Britain abandons stiff upper lip for glory of Games
LONDON (Reuters) - Royal hugs in public, quivering lips on the podium and the deafening roar of the home crowd urging on their athletes at the London Olympics shows 21st century Britain has finally shed its reserved imperial-era persona.
Regarded as a nation of restraint portrayed in TV dramas such as "Downton Abbey", Britons - who often sniff at public emotion as a foreign lapse of control - have wept, screamed for their heroes and been overcome with Olympian emotion at the triumphs and tragedies of sport.
Ever since the death of Princess Diana in a 1997 Paris car crash, when Britons grieved en masse for the woman populist former Prime Minister Tony Blair dubbed the "people's princess", the stiff upper lip has been giving way to grins and trembles.
Now the nation which invented soccer, rugby, cricket, modern field hockey has thrown its arms wide open to the Olympics in the most public display of emotion in a decade and a half.
A thrilling weekend, during which Britain leaped to third on the medals table with 16 golds behind China and the United States, has fuelled a national wave of excitement at heroics on the tennis court, around the cycling velodrome, on the water, at the track and in the pool.
Scottish tennis player Andy Murray never really captured the public imagination until his loss in the Wimbledon final to Roger Federer last month. His post-match tears on court won the hearts of the nation and his gold medal-winning grudge match against Federer on Sunday turned sorrow to joy.
"The British public, I think their reaction to his defeat, it surrounded him with so much love and admiration," Murray's mother Judy told Reuters as her son waved to fans.
The Union Jack flag, which once flew proudly over two-thirds of the planet at the height of an empire now referred to by Britons with polite embarrassment, is emblazoned on every form of clothing from plastic bowler hats to fingernail polish.
Everywhere a fellow Briton such as 10,000 meter Olympic champion Mo Farah, cycling gold medalist Victoria Pendleton or tabloid "golden girl" heptathlete Jessica Ennis wins, the stands erupt into a fluttering frenzy of howling red, white and blue.
Josh Boon and friend Sam Bennett, 20-year-old English tradesmen who spent Sunday touring venues in skin-tight Union Jack body suits, said the tight-lipped, buttoned down Britain embodied in films such as David Lean's "Brief Encounter" means nothing to their generation.

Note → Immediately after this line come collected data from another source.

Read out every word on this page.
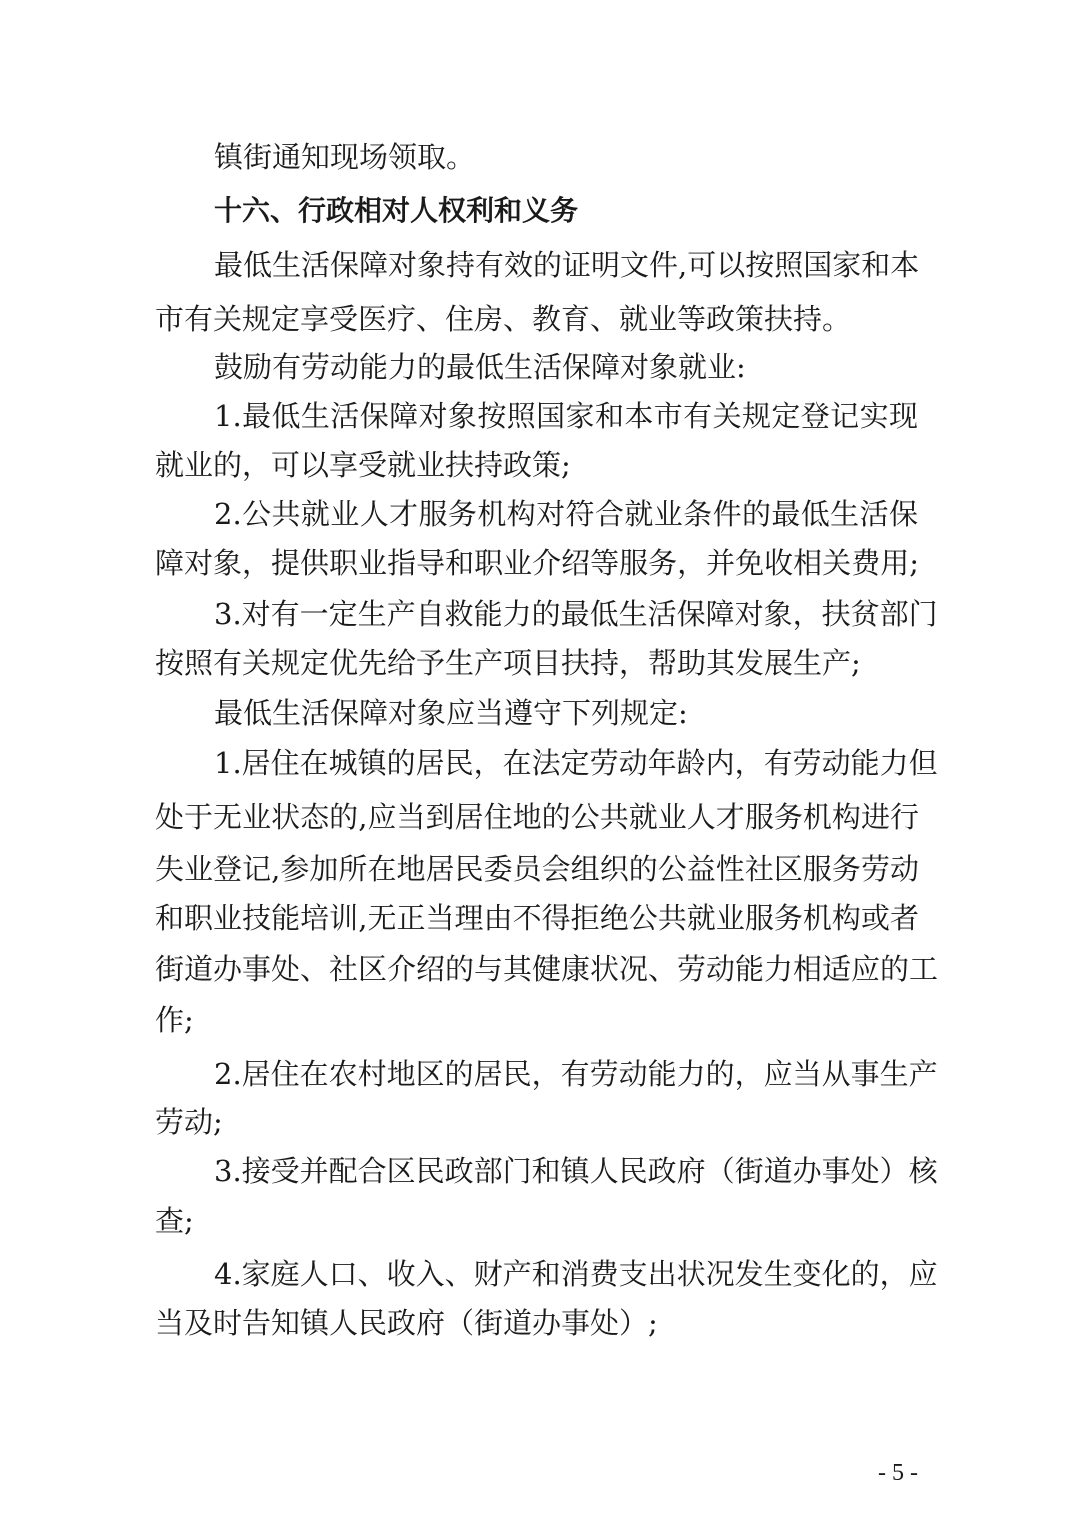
镇街通知现场领取。
十六、行政相对人权利和义务
最低生活保障对象持有效的证明文件,可以按照国家和本
市有关规定享受医疗、住房、教育、就业等政策扶持。
鼓励有劳动能力的最低生活保障对象就业:
1.最低生活保障对象按照国家和本市有关规定登记实现
就业的，可以享受就业扶持政策;
2.公共就业人才服务机构对符合就业条件的最低生活保
障对象，提供职业指导和职业介绍等服务，并免收相关费用;
3.对有一定生产自救能力的最低生活保障对象，扶贫部门
按照有关规定优先给予生产项目扶持，帮助其发展生产;
最低生活保障对象应当遵守下列规定:
1.居住在城镇的居民，在法定劳动年龄内，有劳动能力但
处于无业状态的,应当到居住地的公共就业人才服务机构进行
失业登记,参加所在地居民委员会组织的公益性社区服务劳动
和职业技能培训,无正当理由不得拒绝公共就业服务机构或者
街道办事处、社区介绍的与其健康状况、劳动能力相适应的工
作;
2.居住在农村地区的居民，有劳动能力的，应当从事生产
劳动;
3.接受并配合区民政部门和镇人民政府（街道办事处）核
查;
4.家庭人口、收入、财产和消费支出状况发生变化的，应
当及时告知镇人民政府（街道办事处）;
- 5 -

"I nearly cried when Mo Farah won," Boon told Reuters on the way to catch the British women's volleyball team. "Everyone is going mad (for the Olympics) and that reserved Britain is gone."
The ultimate arbiter of the public mood may be the monarchy.
The British royals have embraced the Olympic hoopla with a gusto the likes of which the world has never seen before.
Queen Elizabeth kicked off the Games by starring in a James Bond vignette at the opening ceremony.
Escorted by Bond, played by actor Daniel Craig, in a helicopter gliding over a cheering London, the 86-year-old sovereign was shown apparently leaping out with a Union Jack parachute for an Olympic arrival to trump all others.
Her father George VI wore a formal military uniform when he opened the last London Games in 1948.
"There was a lightness of touch about what the queen did at the Olympics - it was absolutely right," said Simon Lewis, who as the queen's Communications Secretary from 1998 to 2000 helped to polish the monarch's reputation after Diana's death.
Since then the queen's grandchildren have grasped the emotional baton, granddaughter Zara Phillips won an equestrian silver and her cousins have graced the grandstands for some of the nation's greatest sporting moments, with Prince William and his photogenic young wife Kate snapped in a jubilant embrace after cyclist Chris Hoy's gold medal win.
Britons are riding high at the moment, but the feel good factor may be brief, Olympic historian Martin Polley said, pointing to the short stretch of time between last spring's euphoric royal wedding and summer riots in the capital.
"There is a lot of feel good now, but I don't know of any evidence to suggest that such ephemeral moods last," the senior lecturer in sport at Southampton University told Reuters.
For the moment though, Londoners on trains, buses and planes who ordinarily avoid conversations on public transport have been trading Olympic gossip like chummy neighbors at a garden party.
"Did you hear Ennis has just won gold in the heptathlon," was enough to bring smiles to faces and a small cheer on a late train to Cambridge from London on Saturday.
A man dressed in sports gear made the rounds of a packed Stratford Underground station at the Olympic Park hugging each of the female police officers and a beefy bobby on crowd control duty nearby shrugged and said:
"It's a party atmosphere, everyone is here to have fun."
After rescuing London organizers from a security dilemma, British troops have turned into another ray of light at the Games, smiling, helpful, doing conga lines at some events and providing the kind of satisfying reassurance that if there is any bother the Royal Marines are on hand.
The roar of the home crowd has been deafening at Dorney Lake, where BBC rowing commentator Dan Topolski refers to them as a vital part of every British crew. With 500 meters to go in any of the 2000 meter races, the rowers have met a wall of noise from flag-waving fans screaming their heads off.
Gold-medal winning rower Katherine Grainger hugged five-time gold medalist Steve Redgrave the minute she came off the water - one of the countless athletes who struggled to hold back tears on the podium.
Out in the Olympic Park, volunteers in their garish uniforms have been helpful, friendly, singing and laughing with the thousands of visitors thronging the pathways, parks and venues.
Andrew "Gripper" Watson, working at the basketball arena, said he had expected the nine hour shifts on his feet to be a grind but each day the crowd has lifted him.
"Everyone has been so great, smiling, they're cock-a-hoop just to be here," he told Reuters.